Currently, we only support <
and >
operations.
A detailed grammar specification (using PLY, Python Lex-Yacc) can be found in ngrex/parser.py
.
$ negbio_pipeline neg --output=$OUTPUT_DIR $INPUT_DIR/*.xml
NegBio also integrates the CheXpert algorithms. Different from the original NegBio, CheXpert utilizes a 3-phase pipeline consisting of pre-negation uncertainty, negation, and post-negation uncertainty (Irvin et al., 2019). Each phase consists of rules which are matched against the mention; if a match is found, then the mention is classified accordingly (as uncertain in the first or third phase, and as negative in the second phase). If a mention is not matched in any of the phases, it is classified as positive.
Generally, the CheXpert contains more rules and is more accurate than the original NegBio.
$ negbio_pipeline neg_chexpert --output=$OUTPUT_DIR $INPUT_DIR/*.xml
Similarly, you are free to create patterns via --neg-patterns=<file>
, --pre-uncertainty-patterns=<file>
, and
--post-uncertainty-patterns=<file>
.
9. Cleans intermediate information¶
This step removes intermediate information (sentence annotations) from the BioC files.
$ negbio_pipeline cleanup --output=$OUTPUT_DIR $INPUT_DIR/*.xml
NegBio Developer Guide¶
Create the documentation¶
Install Sphinx
1 2 3 4 | $ pip install Sphinx
$ pip install sphinx_rtd_theme
$ cd docs
$ make html
|
License¶
PUBLIC DOMAIN NOTICE
National Center for Biotechnology Information
This software/database is a “United States Government Work” under the terms of the United States Copyright Act. It was written as part of the author’s official duties as a United States Government employee and thus cannot be copyrighted. This software/database is freely available to the public for use.
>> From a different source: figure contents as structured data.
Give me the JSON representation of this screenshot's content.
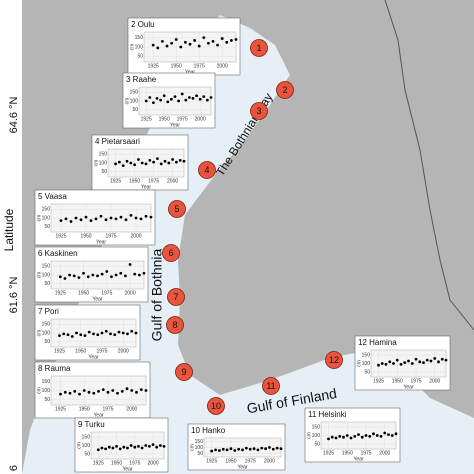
{
  "axis": {
    "title": "Latitude",
    "ticks": [
      "64.6 °N",
      "61.6 °N",
      "6"
    ]
  },
  "regions": [
    "The Bothnian Bay",
    "Gulf of Bothnia",
    "Gulf of Finland"
  ],
  "inset_axes": {
    "xlabel": "Year",
    "ylabel": "cm",
    "xlim": [
      1915,
      2015
    ],
    "ylim": [
      20,
      180
    ],
    "xticks": [
      1925,
      1950,
      1975,
      2000
    ],
    "yticks": [
      50,
      100,
      150
    ],
    "years": [
      1925,
      1930,
      1935,
      1940,
      1945,
      1950,
      1955,
      1960,
      1965,
      1970,
      1975,
      1980,
      1985,
      1990,
      1995,
      2000,
      2005,
      2010,
      2015
    ]
  },
  "stations": [
    {
      "label": "2 Oulu",
      "values": [
        110,
        95,
        130,
        105,
        120,
        140,
        100,
        125,
        115,
        135,
        105,
        150,
        120,
        130,
        110,
        145,
        125,
        135,
        140
      ]
    },
    {
      "label": "3 Raahe",
      "values": [
        100,
        120,
        90,
        115,
        105,
        130,
        95,
        110,
        125,
        100,
        140,
        105,
        120,
        115,
        130,
        110,
        125,
        105,
        120
      ]
    },
    {
      "label": "4 Pietarsaari",
      "values": [
        95,
        105,
        85,
        110,
        100,
        90,
        120,
        100,
        95,
        115,
        105,
        125,
        95,
        110,
        100,
        120,
        105,
        115,
        110
      ]
    },
    {
      "label": "5 Vaasa",
      "values": [
        85,
        95,
        80,
        100,
        90,
        105,
        85,
        95,
        110,
        90,
        100,
        95,
        105,
        90,
        115,
        100,
        95,
        110,
        105
      ]
    },
    {
      "label": "6 Kaskinen",
      "values": [
        90,
        80,
        100,
        95,
        85,
        110,
        90,
        100,
        95,
        105,
        120,
        90,
        100,
        110,
        95,
        160,
        105,
        100,
        110
      ]
    },
    {
      "label": "7 Pori",
      "values": [
        85,
        95,
        90,
        80,
        100,
        90,
        85,
        105,
        95,
        90,
        100,
        110,
        95,
        90,
        105,
        100,
        95,
        110,
        100
      ]
    },
    {
      "label": "8 Rauma",
      "values": [
        80,
        90,
        85,
        95,
        80,
        100,
        90,
        85,
        95,
        105,
        90,
        100,
        85,
        95,
        110,
        100,
        90,
        105,
        100
      ]
    },
    {
      "label": "9 Turku",
      "values": [
        75,
        85,
        80,
        90,
        85,
        95,
        80,
        90,
        85,
        100,
        90,
        95,
        85,
        100,
        95,
        105,
        90,
        100,
        95
      ]
    },
    {
      "label": "10 Hanko",
      "values": [
        70,
        80,
        75,
        85,
        80,
        90,
        75,
        85,
        80,
        95,
        85,
        90,
        80,
        95,
        90,
        100,
        85,
        95,
        90
      ]
    },
    {
      "label": "11 Helsinki",
      "values": [
        80,
        90,
        85,
        95,
        90,
        100,
        85,
        95,
        105,
        90,
        100,
        95,
        110,
        100,
        95,
        115,
        105,
        100,
        110
      ]
    },
    {
      "label": "12 Hamina",
      "values": [
        90,
        100,
        95,
        110,
        100,
        120,
        95,
        105,
        115,
        100,
        125,
        110,
        105,
        120,
        115,
        130,
        110,
        125,
        120
      ]
    }
  ],
  "markers": [
    1,
    2,
    3,
    4,
    5,
    6,
    7,
    8,
    9,
    10,
    11,
    12
  ]
}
The National Library of Medicine and the U.S. Government have not placed any restriction on its use or reproduction.
Although all reasonable efforts have been taken to ensure the accuracy and reliability of the software and data, the NLM and the U.S. Government do not and cannot warrant the performance or results that may be obtained by using this software or data. The NLM and the U.S. Government disclaim all warranties, express or implied, including warranties of performance, merchantability or fitness for any particular purpose.
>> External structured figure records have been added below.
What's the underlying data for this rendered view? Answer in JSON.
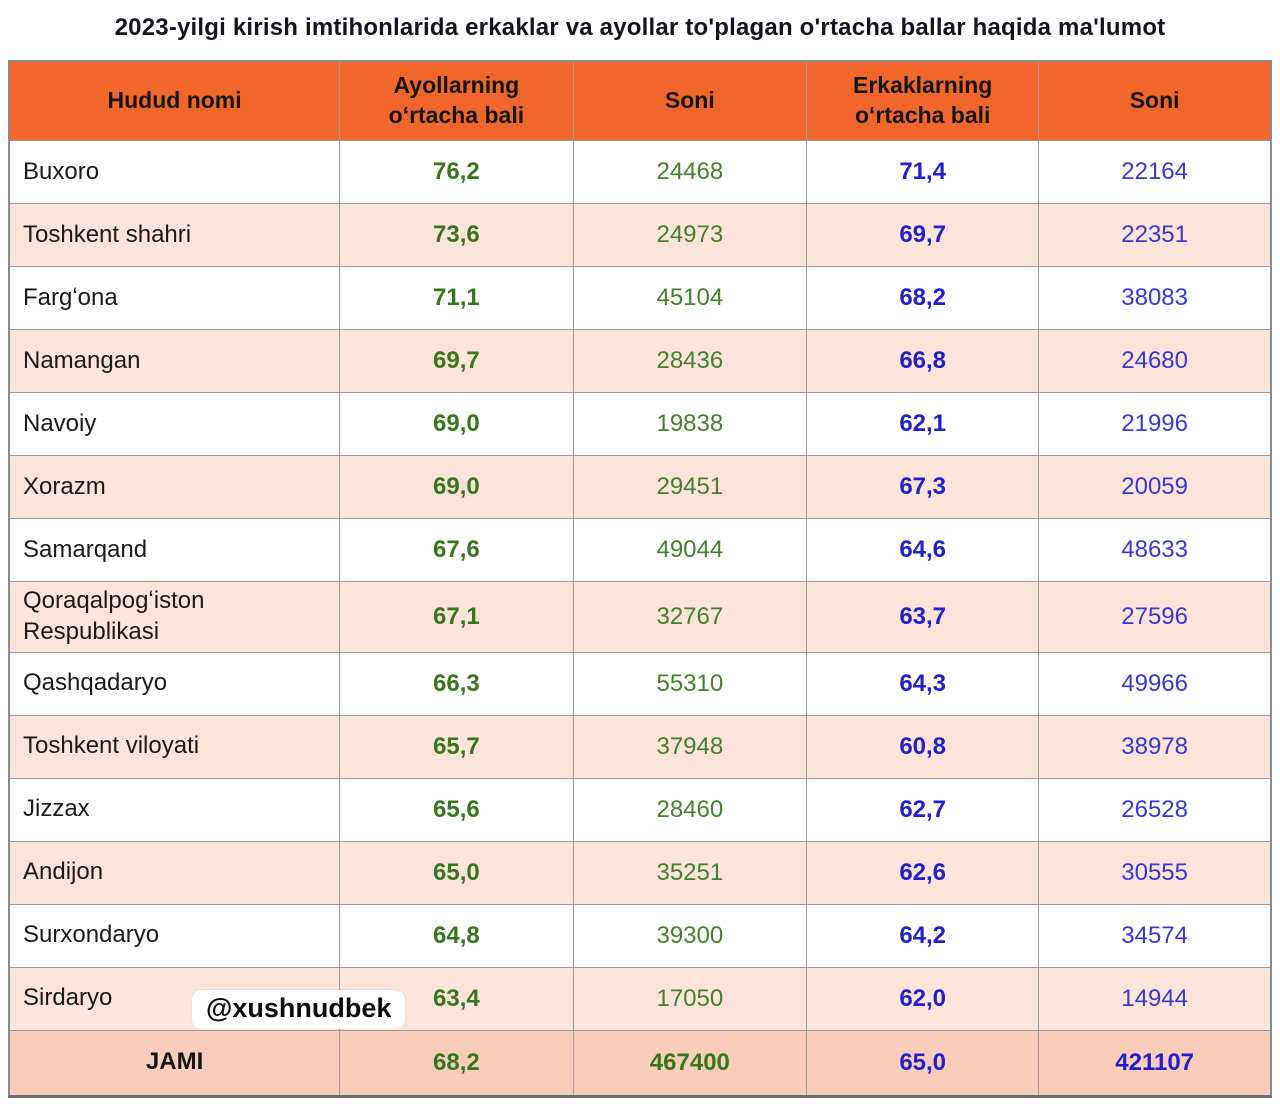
{
  "title": "2023-yilgi kirish imtihonlarida erkaklar va ayollar to'plagan o'rtacha ballar haqida ma'lumot",
  "watermark": "@xushnudbek",
  "colors": {
    "header_background": "#F1662B",
    "zebra_pink": "#FCE4DA",
    "total_row_pink": "#FACDBB",
    "grid_line": "#9B9B9B",
    "female_value_green": "#38761D",
    "female_count_green": "#45802F",
    "male_value_blue": "#2020CC",
    "male_count_blue": "#3939D2"
  },
  "chart_data": {
    "type": "table",
    "title": "2023-yilgi kirish imtihonlarida erkaklar va ayollar to'plagan o'rtacha ballar haqida ma'lumot",
    "columns": [
      "Hudud nomi",
      "Ayollarning oʻrtacha bali",
      "Soni",
      "Erkaklarning oʻrtacha bali",
      "Soni"
    ],
    "rows": [
      [
        "Buxoro",
        "76,2",
        "24468",
        "71,4",
        "22164"
      ],
      [
        "Toshkent shahri",
        "73,6",
        "24973",
        "69,7",
        "22351"
      ],
      [
        "Fargʻona",
        "71,1",
        "45104",
        "68,2",
        "38083"
      ],
      [
        "Namangan",
        "69,7",
        "28436",
        "66,8",
        "24680"
      ],
      [
        "Navoiy",
        "69,0",
        "19838",
        "62,1",
        "21996"
      ],
      [
        "Xorazm",
        "69,0",
        "29451",
        "67,3",
        "20059"
      ],
      [
        "Samarqand",
        "67,6",
        "49044",
        "64,6",
        "48633"
      ],
      [
        "Qoraqalpogʻiston Respublikasi",
        "67,1",
        "32767",
        "63,7",
        "27596"
      ],
      [
        "Qashqadaryo",
        "66,3",
        "55310",
        "64,3",
        "49966"
      ],
      [
        "Toshkent viloyati",
        "65,7",
        "37948",
        "60,8",
        "38978"
      ],
      [
        "Jizzax",
        "65,6",
        "28460",
        "62,7",
        "26528"
      ],
      [
        "Andijon",
        "65,0",
        "35251",
        "62,6",
        "30555"
      ],
      [
        "Surxondaryo",
        "64,8",
        "39300",
        "64,2",
        "34574"
      ],
      [
        "Sirdaryo",
        "63,4",
        "17050",
        "62,0",
        "14944"
      ]
    ],
    "total": [
      "JAMI",
      "68,2",
      "467400",
      "65,0",
      "421107"
    ]
  }
}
Please cite the author in any work or product based on these materials:
Peng Y, Wang X, Lu L, Bagheri M, Summers RM, Lu Z. NegBio: a high-performance tool for negation and uncertainty detection in radiology reports. AMIA 2018 Informatics Summit. 2018.
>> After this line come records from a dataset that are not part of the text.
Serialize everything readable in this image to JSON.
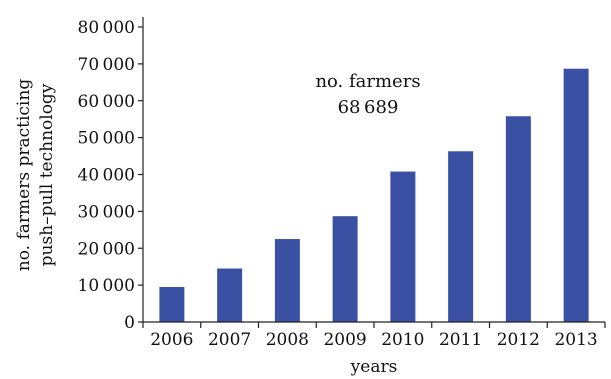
{
  "chart_data": {
    "type": "bar",
    "categories": [
      "2006",
      "2007",
      "2008",
      "2009",
      "2010",
      "2011",
      "2012",
      "2013"
    ],
    "values": [
      9500,
      14500,
      22500,
      28700,
      40800,
      46300,
      55800,
      68689
    ],
    "xlabel": "years",
    "ylabel_lines": [
      "no. farmers practicing",
      "push–pull technology"
    ],
    "ylim": [
      0,
      80000
    ],
    "yticks": [
      0,
      10000,
      20000,
      30000,
      40000,
      50000,
      60000,
      70000,
      80000
    ],
    "ytick_labels": [
      "0",
      "10 000",
      "20 000",
      "30 000",
      "40 000",
      "50 000",
      "60 000",
      "70 000",
      "80 000"
    ],
    "annotation_lines": [
      "no. farmers",
      "68 689"
    ],
    "grid": false,
    "bar_color": "#3a51a3"
  }
}
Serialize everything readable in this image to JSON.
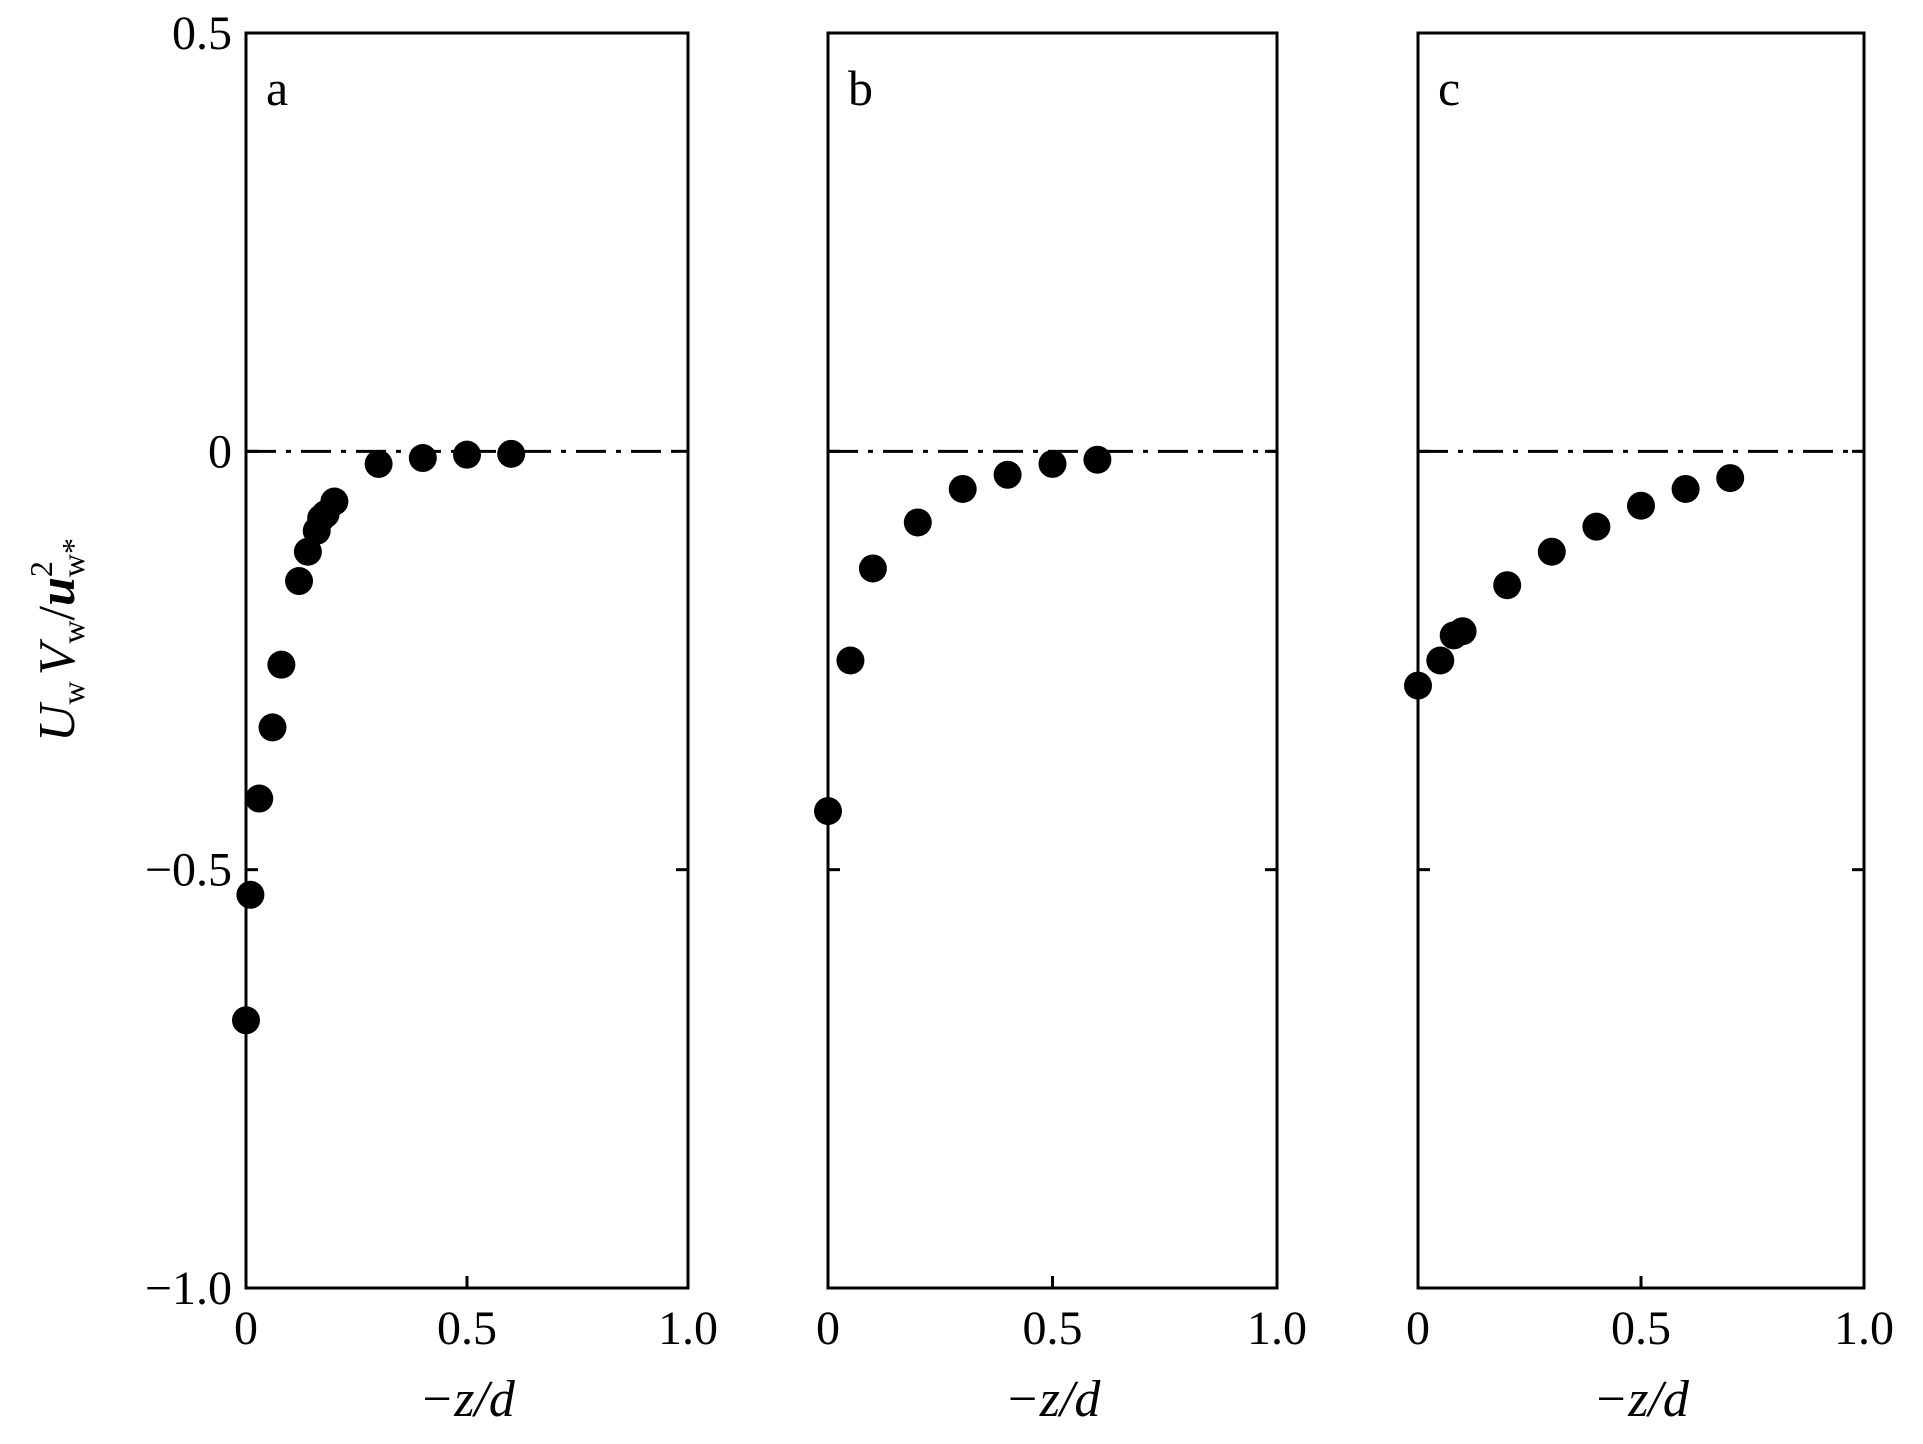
{
  "chart_data": [
    {
      "type": "scatter",
      "panel_label": "a",
      "xlabel": "−z/d",
      "ylabel": "U_w V_w / u_w*²",
      "xlim": [
        0,
        1.0
      ],
      "ylim": [
        -1.0,
        0.5
      ],
      "x_ticks": [
        "0",
        "0.5",
        "1.0"
      ],
      "y_ticks": [
        "0.5",
        "0",
        "−0.5",
        "−1.0"
      ],
      "reference_line": {
        "y": 0,
        "style": "dash-dot"
      },
      "series": [
        {
          "x": [
            0.0,
            0.01,
            0.03,
            0.06,
            0.08,
            0.12,
            0.14,
            0.16,
            0.17,
            0.18,
            0.2,
            0.3,
            0.4,
            0.5,
            0.6
          ],
          "y": [
            -0.68,
            -0.53,
            -0.415,
            -0.33,
            -0.255,
            -0.155,
            -0.12,
            -0.095,
            -0.08,
            -0.075,
            -0.06,
            -0.015,
            -0.008,
            -0.004,
            -0.003
          ]
        }
      ]
    },
    {
      "type": "scatter",
      "panel_label": "b",
      "xlabel": "−z/d",
      "xlim": [
        0,
        1.0
      ],
      "ylim": [
        -1.0,
        0.5
      ],
      "x_ticks": [
        "0",
        "0.5",
        "1.0"
      ],
      "reference_line": {
        "y": 0,
        "style": "dash-dot"
      },
      "series": [
        {
          "x": [
            0.0,
            0.05,
            0.1,
            0.2,
            0.3,
            0.4,
            0.5,
            0.6
          ],
          "y": [
            -0.43,
            -0.25,
            -0.14,
            -0.085,
            -0.045,
            -0.028,
            -0.015,
            -0.01
          ]
        }
      ]
    },
    {
      "type": "scatter",
      "panel_label": "c",
      "xlabel": "−z/d",
      "xlim": [
        0,
        1.0
      ],
      "ylim": [
        -1.0,
        0.5
      ],
      "x_ticks": [
        "0",
        "0.5",
        "1.0"
      ],
      "reference_line": {
        "y": 0,
        "style": "dash-dot"
      },
      "series": [
        {
          "x": [
            0.0,
            0.05,
            0.08,
            0.1,
            0.2,
            0.3,
            0.4,
            0.5,
            0.6,
            0.7
          ],
          "y": [
            -0.28,
            -0.25,
            -0.22,
            -0.215,
            -0.16,
            -0.12,
            -0.09,
            -0.065,
            -0.045,
            -0.032
          ]
        }
      ]
    }
  ],
  "colors": {
    "marker": "#000000",
    "axis": "#000000",
    "background": "#ffffff"
  }
}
Wang X, Peng Y, Lu L, Bagheri M, Lu Z, Summers R. ChestX-ray8: Hospital-scale Chest X-ray database and benchmarks on weakly-supervised classification and localization of common thorax diseases. IEEE Conference on Computer Vision and Pattern Recognition (CVPR). 2017, 2097-2106.
Contributing¶
Please read CONTRIBUTING.md
for details on our code of conduct, and the process for submitting pull requests to us.
Acknowledgments¶
This work was supported by the Intramural Research Programs of the National Institutes of Health, National Library of Medicine and Clinical Center.
We are grateful to the authors of NegEx, MetaMap, Stanford CoreNLP, Bllip parser, and CheXpert labeler for making their software tools publicly available.
We thank Dr. Alexis Allot for the helpful discussion.
Disclaimer¶
This tool shows the results of research conducted in the Computational Biology Branch, NCBI. The information produced on this website is not intended for direct diagnostic use or medical decision-making without review and oversight by a clinical professional. Individuals should not change their health behavior solely on the basis of information produced on this website. NIH does not independently verify the validity or utility of the information produced by this tool. If you have questions about the information produced on this website, please see a health care professional. More information about NCBI’s disclaimer policy is available.
Reference¶
- Peng Y, Wang X, Lu L, Bagheri M, Summers RM, Lu Z. NegBio: a high-performance tool for negation and uncertainty detection in radiology reports. AMIA 2018 Informatics Summit. 2018.
- Wang X, Peng Y, Lu L, Bagheri M, Lu Z, Summers R. ChestX-ray8: Hospital-scale Chest X-ray database and benchmarks on weakly-supervised classification and localization of common thorax diseases. IEEE Conference on Computer Vision and Pattern Recognition (CVPR). 2017, 2097-2106.